Not the parent’s behaviors so much as the kids. Are they coming from understaffed orphanages where they were competing for limited attention and resources? Are they coming out of the foster system, witnessing abuse and/or being neglected in their family of origin then having been bounced from family to family and feeling rejected at every turn? And then there’s the training the parents receive ‘Your child has been traumatized’, ‘your child can (implied to mean *will*) have difficult, maladapted behavior as response to their environment’. It’s like the parents are set up to *expect* adopted children to be different (more difficult) then bio children. Even domestic infant adoption can be potentially fraught if the primal wound theory is subscribed to. Tell a parent their child is likely to be damaged and they will tend towards interpreting any behavior as maladaptive.
Done both. No difference. Period.
I do favor my bio child over adoptive, and the research you cited does show some divergence in how parents perceive their adoptive children. My adoptive child is simply harder to parent. If I had to do it again, I’m not sure I’d adopt.
anon, that’s a hard place to be. If you haven’t sought family therapy, please give it a try.
I’ve sought therapy on several occasions, but the hard truth is that my bio kid is my favorite, and I don’t know what amount of therapy will change what my heart feels. I often wonder if the contrast with how I feel about my kids wouldn’t be so stark if I gave birth to or adopted them both. Thanks for posting this article, I think it’s a very important topic, although I think I’m not in much company based on the Facebook comments.
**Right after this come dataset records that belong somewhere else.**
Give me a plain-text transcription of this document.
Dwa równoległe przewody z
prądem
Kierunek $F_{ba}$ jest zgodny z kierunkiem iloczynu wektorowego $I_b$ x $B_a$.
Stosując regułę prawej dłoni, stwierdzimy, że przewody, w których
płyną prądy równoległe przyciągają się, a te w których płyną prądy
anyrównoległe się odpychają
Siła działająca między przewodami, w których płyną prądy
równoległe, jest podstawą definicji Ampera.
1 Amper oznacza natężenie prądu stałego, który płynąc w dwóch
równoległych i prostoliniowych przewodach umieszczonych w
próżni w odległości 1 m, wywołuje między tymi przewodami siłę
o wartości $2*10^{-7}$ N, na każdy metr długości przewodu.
anon, I agree that it’s an important topic. I sincerely hope, however, that you are not correct that there is nothing you can to go change how you feel. We humans can and do change. Have you reached out to your adoption agency to seek help?
Thank you for your honesty. I wish my adoptive parents had not adopted me – or at least not had a natural child later.
I could have written your words but was fearful. While your post is 6 years old, I wanted to thank you as I don’t feel so alone.